The HVX case is more extreme. It is not a widely-known language. It is not an ecosystem most teams have access to. Generating optimized HVX kernels from serial CPU kernels, without a specialist, was simply not a realistic option before automated transpilation.

Both constraints are now largely addressable. For teams evaluating hardware before procurement: you can generate representative optimized code for candidate hardware, benchmark it against your existing performance targets, and make the decision on real numbers. The cost of that experiment is days, not a multi-month porting engagement. For teams already committed to a target: the gap between what you can generate automatically and what a specialist would write by hand has closed to the point where it is no longer the primary variable in your hardware strategy.

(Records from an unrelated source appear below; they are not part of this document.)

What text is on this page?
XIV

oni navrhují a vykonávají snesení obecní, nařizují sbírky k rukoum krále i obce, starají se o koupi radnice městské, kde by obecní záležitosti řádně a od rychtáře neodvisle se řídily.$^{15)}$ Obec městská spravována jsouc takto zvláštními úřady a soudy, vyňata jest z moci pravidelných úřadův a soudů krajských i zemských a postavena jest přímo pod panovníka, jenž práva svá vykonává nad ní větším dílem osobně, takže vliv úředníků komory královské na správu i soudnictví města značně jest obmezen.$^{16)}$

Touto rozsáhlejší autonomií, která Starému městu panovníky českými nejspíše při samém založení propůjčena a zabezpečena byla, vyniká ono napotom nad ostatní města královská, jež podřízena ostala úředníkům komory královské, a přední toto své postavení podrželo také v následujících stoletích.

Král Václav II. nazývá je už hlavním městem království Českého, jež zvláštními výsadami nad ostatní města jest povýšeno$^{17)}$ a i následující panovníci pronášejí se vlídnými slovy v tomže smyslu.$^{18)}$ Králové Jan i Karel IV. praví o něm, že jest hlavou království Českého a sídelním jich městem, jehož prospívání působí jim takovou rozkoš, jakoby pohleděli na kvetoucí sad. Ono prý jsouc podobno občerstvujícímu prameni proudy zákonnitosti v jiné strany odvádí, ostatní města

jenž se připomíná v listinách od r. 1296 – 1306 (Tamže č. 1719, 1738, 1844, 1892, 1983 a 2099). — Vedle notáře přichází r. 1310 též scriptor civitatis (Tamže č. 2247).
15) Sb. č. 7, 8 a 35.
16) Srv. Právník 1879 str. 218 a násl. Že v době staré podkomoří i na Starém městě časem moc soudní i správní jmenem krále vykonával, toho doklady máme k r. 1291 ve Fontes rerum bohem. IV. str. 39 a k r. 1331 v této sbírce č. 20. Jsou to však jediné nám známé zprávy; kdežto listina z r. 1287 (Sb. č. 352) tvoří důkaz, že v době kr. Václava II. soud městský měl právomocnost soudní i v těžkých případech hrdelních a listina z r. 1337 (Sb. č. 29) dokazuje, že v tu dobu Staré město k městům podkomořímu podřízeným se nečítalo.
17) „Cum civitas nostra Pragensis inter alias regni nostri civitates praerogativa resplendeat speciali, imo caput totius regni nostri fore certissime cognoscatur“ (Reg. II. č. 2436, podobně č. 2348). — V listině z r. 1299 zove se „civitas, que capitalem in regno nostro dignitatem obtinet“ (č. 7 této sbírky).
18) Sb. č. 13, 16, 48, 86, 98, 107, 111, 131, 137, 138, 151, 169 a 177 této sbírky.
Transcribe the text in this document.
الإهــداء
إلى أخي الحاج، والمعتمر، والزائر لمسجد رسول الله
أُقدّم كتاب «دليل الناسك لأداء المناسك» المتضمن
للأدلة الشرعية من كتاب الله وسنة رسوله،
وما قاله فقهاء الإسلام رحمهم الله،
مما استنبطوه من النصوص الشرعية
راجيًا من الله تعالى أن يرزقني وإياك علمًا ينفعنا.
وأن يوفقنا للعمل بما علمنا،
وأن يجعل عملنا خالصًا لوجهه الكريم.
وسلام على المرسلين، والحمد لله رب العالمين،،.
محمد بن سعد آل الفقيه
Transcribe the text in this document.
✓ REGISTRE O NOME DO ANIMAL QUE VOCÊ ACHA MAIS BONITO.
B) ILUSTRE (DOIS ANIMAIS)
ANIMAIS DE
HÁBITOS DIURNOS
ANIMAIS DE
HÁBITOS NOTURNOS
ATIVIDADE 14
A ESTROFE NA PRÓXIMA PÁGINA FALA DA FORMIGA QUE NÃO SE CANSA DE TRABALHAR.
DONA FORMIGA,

The hardware choice is yours to make on its own merits: unit economics, supply chain diversity, thermal envelope, edge deployment constraints, and total cost of ownership. You're no longer trading performance for portability. The question is no longer whether you can afford to reduce your CUDA dependency. It's whether you can afford the concentration risk of maintaining it. These are preliminary results, prior to RL and human-in-the-loop training on the pipeline. More in a future update.